I practically devoured Sebastian Junger’s latest book, War, during a 5-hour bus ride to Penang (dubbed the Pearl of the Orient), and I must say that this is an amazing book. The guy, along with the late photographer Tim Hetherington (he died covering the Libyan civil war in 2011, may he rest in peace) spent over a year with a platoon of the 173rd Brigade, in one of the hottest “hot zones” in Afghanistan, the Korengal Valley, and this book tells of his experience with the men of Battle Company.

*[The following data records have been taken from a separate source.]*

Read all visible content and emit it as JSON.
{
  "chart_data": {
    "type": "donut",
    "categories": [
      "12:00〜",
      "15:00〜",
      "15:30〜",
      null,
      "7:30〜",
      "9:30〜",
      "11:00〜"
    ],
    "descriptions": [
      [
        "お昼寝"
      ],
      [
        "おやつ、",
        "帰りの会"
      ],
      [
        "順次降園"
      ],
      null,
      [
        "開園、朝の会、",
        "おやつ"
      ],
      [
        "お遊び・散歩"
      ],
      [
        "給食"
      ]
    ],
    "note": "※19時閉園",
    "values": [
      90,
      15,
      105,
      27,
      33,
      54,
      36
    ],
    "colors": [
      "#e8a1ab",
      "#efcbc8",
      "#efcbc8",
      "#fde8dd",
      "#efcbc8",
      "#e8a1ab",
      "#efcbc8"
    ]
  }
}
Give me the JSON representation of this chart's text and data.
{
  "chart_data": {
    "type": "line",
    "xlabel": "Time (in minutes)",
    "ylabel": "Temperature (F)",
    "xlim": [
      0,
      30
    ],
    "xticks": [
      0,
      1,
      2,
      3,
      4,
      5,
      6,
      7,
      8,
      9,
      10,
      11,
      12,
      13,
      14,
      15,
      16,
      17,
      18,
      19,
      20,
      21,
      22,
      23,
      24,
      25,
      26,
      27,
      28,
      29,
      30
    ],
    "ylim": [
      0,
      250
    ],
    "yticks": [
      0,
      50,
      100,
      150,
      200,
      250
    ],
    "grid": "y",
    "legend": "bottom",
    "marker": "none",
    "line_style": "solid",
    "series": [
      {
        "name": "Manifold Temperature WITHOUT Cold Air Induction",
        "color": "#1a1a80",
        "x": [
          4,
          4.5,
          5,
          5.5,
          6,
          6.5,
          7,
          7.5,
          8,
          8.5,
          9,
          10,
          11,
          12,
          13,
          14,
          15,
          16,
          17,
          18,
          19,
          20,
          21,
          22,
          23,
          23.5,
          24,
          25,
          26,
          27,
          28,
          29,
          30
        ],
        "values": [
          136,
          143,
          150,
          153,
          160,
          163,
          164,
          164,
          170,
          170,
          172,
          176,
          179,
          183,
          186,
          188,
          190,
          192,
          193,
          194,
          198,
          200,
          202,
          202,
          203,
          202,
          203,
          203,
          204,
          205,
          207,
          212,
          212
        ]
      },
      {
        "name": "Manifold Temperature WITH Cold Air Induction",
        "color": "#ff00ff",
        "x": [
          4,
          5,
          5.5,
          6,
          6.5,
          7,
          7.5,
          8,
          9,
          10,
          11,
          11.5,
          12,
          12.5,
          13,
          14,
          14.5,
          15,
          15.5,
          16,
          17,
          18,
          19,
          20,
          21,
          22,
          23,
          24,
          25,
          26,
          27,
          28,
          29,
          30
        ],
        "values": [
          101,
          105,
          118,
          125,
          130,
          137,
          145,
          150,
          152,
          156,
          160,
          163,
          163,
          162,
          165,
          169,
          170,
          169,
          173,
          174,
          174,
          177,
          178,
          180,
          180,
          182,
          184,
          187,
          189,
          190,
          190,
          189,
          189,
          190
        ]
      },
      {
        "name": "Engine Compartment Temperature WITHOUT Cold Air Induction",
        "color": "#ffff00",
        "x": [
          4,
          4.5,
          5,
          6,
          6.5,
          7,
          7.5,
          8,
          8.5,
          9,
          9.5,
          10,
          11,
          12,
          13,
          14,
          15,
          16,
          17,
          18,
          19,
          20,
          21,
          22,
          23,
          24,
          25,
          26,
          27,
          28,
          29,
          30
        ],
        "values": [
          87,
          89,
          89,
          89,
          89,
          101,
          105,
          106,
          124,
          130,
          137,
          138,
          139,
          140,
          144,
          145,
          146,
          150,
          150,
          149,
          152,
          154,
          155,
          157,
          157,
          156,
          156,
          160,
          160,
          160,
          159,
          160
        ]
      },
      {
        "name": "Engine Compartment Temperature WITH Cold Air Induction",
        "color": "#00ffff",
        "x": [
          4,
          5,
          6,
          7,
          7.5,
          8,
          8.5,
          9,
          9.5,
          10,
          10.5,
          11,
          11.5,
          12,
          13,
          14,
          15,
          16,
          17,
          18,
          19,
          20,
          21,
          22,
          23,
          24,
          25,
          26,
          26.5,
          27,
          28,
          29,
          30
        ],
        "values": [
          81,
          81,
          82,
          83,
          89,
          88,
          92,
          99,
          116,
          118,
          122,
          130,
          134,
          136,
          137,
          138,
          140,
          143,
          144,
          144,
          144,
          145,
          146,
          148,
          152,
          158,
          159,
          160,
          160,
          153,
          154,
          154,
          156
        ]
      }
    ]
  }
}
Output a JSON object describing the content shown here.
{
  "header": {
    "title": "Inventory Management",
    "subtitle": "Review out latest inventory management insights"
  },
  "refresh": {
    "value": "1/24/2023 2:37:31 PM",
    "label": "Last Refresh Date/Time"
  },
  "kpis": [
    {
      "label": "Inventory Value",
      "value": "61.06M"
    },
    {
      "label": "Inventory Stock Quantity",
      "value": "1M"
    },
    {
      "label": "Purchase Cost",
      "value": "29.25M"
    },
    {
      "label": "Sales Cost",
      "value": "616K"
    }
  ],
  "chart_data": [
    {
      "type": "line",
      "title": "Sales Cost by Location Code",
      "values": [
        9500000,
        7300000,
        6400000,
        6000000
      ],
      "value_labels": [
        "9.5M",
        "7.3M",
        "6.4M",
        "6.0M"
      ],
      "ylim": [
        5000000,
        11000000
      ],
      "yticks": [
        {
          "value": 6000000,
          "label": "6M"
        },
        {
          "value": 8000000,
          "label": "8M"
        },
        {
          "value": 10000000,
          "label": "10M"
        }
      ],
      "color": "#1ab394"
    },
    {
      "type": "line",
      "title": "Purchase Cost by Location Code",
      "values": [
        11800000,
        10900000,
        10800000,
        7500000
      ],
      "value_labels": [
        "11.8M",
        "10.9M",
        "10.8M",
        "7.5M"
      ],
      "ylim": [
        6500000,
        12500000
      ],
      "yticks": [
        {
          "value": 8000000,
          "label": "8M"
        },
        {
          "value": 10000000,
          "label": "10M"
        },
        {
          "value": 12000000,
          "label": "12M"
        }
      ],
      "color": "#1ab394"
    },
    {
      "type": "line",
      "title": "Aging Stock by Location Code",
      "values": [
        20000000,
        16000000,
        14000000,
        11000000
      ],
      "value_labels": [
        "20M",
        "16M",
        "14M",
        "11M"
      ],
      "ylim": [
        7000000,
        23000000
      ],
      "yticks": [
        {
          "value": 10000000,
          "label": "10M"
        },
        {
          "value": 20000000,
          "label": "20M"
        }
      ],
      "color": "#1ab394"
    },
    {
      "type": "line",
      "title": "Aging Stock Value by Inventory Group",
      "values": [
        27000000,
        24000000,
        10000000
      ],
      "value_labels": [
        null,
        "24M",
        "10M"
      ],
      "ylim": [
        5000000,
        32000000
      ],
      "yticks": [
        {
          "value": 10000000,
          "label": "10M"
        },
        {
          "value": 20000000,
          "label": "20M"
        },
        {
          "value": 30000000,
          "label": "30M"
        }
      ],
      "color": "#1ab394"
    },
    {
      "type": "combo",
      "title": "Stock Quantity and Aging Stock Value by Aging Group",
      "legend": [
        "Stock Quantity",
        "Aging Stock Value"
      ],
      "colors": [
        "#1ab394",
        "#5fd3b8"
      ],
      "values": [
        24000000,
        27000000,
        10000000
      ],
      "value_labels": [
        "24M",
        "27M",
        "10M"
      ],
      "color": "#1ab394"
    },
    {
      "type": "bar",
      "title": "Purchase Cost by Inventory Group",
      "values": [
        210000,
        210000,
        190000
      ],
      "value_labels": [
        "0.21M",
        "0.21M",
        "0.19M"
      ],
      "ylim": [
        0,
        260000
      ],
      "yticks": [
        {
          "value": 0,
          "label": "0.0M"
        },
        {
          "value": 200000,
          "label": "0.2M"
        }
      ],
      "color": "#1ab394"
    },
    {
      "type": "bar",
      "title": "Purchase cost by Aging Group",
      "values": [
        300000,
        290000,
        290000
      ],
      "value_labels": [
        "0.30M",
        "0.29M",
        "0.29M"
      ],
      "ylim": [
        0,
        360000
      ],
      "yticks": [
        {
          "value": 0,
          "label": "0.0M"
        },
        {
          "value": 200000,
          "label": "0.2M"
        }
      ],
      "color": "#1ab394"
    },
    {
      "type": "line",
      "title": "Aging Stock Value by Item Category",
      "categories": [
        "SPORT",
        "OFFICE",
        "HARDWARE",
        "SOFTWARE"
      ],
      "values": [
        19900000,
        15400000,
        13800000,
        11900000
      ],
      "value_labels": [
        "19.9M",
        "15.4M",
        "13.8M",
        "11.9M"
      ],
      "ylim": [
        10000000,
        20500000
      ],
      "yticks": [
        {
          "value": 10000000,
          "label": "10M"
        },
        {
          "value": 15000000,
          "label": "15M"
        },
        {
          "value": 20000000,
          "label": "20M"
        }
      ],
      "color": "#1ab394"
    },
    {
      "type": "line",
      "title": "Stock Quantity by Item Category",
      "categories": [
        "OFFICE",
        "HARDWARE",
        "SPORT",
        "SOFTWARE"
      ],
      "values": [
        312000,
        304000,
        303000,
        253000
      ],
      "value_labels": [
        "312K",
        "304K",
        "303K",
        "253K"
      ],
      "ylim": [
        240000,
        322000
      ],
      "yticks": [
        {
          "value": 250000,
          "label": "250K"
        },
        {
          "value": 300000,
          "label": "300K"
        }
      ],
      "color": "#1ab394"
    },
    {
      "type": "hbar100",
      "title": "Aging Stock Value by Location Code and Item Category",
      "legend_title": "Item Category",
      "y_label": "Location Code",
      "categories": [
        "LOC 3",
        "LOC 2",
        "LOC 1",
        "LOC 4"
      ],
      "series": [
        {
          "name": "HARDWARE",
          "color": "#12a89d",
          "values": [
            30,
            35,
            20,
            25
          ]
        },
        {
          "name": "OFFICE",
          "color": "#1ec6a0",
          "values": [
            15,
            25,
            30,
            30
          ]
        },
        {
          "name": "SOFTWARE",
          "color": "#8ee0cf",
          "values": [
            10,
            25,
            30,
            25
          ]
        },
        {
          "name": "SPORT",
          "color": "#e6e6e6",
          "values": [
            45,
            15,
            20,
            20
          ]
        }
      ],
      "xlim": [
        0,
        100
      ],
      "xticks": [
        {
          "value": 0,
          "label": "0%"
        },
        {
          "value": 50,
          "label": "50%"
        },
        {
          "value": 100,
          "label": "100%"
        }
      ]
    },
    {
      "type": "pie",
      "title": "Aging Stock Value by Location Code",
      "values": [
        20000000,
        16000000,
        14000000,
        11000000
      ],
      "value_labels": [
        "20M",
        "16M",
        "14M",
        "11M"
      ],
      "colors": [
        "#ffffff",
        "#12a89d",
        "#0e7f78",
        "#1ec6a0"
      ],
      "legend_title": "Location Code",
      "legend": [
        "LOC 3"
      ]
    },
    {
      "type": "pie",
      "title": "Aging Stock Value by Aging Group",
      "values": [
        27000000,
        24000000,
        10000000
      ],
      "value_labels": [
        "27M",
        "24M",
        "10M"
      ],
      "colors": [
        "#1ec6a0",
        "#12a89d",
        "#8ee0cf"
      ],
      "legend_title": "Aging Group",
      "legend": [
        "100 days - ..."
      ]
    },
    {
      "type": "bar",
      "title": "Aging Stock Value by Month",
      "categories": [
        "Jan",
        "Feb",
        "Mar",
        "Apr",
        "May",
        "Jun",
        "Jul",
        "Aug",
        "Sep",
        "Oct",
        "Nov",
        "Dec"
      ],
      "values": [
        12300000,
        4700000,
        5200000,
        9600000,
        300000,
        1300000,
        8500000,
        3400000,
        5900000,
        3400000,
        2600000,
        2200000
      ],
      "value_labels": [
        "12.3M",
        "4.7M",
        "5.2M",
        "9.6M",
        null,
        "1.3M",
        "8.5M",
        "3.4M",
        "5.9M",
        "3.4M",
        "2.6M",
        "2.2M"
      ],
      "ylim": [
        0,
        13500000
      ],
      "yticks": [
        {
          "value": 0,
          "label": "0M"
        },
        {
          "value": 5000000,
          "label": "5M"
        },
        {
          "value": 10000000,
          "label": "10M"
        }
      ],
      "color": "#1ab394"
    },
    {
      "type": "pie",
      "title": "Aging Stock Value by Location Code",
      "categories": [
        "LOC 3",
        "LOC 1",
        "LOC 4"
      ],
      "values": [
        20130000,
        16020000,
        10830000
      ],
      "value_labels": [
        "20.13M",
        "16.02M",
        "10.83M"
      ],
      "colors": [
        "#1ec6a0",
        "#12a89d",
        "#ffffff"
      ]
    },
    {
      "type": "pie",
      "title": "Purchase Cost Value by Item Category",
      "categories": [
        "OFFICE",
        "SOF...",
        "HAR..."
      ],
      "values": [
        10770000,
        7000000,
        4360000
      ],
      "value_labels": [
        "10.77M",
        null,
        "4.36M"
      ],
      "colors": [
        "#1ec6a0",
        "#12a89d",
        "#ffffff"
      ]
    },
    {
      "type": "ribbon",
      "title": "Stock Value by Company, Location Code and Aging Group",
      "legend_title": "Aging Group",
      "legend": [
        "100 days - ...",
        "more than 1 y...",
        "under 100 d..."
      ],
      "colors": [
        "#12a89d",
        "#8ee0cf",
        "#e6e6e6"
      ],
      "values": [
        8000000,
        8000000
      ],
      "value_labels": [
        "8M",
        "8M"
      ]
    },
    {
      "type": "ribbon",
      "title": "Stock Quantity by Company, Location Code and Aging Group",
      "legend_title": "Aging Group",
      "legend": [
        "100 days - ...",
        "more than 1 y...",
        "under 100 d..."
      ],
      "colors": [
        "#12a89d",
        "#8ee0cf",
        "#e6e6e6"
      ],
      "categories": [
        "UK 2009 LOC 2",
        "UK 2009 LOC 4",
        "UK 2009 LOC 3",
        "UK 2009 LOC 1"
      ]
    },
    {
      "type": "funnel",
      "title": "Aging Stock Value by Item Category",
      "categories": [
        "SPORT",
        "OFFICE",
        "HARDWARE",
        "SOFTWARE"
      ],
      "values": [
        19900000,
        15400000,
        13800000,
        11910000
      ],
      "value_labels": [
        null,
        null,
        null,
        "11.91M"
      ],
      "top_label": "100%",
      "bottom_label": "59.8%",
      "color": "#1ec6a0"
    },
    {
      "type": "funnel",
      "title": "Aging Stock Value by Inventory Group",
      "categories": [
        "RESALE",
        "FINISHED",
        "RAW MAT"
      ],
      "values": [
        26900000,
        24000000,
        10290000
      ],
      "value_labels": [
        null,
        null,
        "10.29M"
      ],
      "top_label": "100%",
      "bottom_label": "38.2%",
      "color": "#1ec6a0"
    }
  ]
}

War provides an amazing insight into the minds and the experience that young men undergo in a contemporary war, but I’m pretty sure that the excitement, the fall out, the side effects of the Afghan war wouldn’t be that much different from that of those experienced by guys involved in World War II and Vietnam.
It’s crazy how these guys face multiple firefights in a day against the Taliban, IEDs, and ambushes and you can literally sense the despair as one of the “brothers”, as they call themselves, fall in battle. One particular outpost was literally built in a day and named after a beloved medic, Restrepo, killed in combat. The very same name was used to title a documentary film created by Junger and Hetherington in collaboration with the National Geographic Channel.
The effects of all the fighting reverberates even when the soldiers are not fighting. Junger notes down the shenanigans that happen due to the boredom involved in waiting for the next firefight (sometimes the enemy runs out of ammo or winters make it particularly troublesome for the Taliban to engage in war), and we readers wonder how is it such battle hardened men, exposed to the undeniable (and apparently unattainable anywhere else) kind of high that only war can offer, can reintegrate back into society.
The book ends with a spectacular meltdown of one of the lead characters and is an amazing read cover to cover. If you are interested in non-fiction accounts of war, this book is pretty damn good, and it’s told from a journalist’s perspective, rather than a soldier. Do check it out. Nine Over Ten 9/10 rates this at a 4.5 out of 5!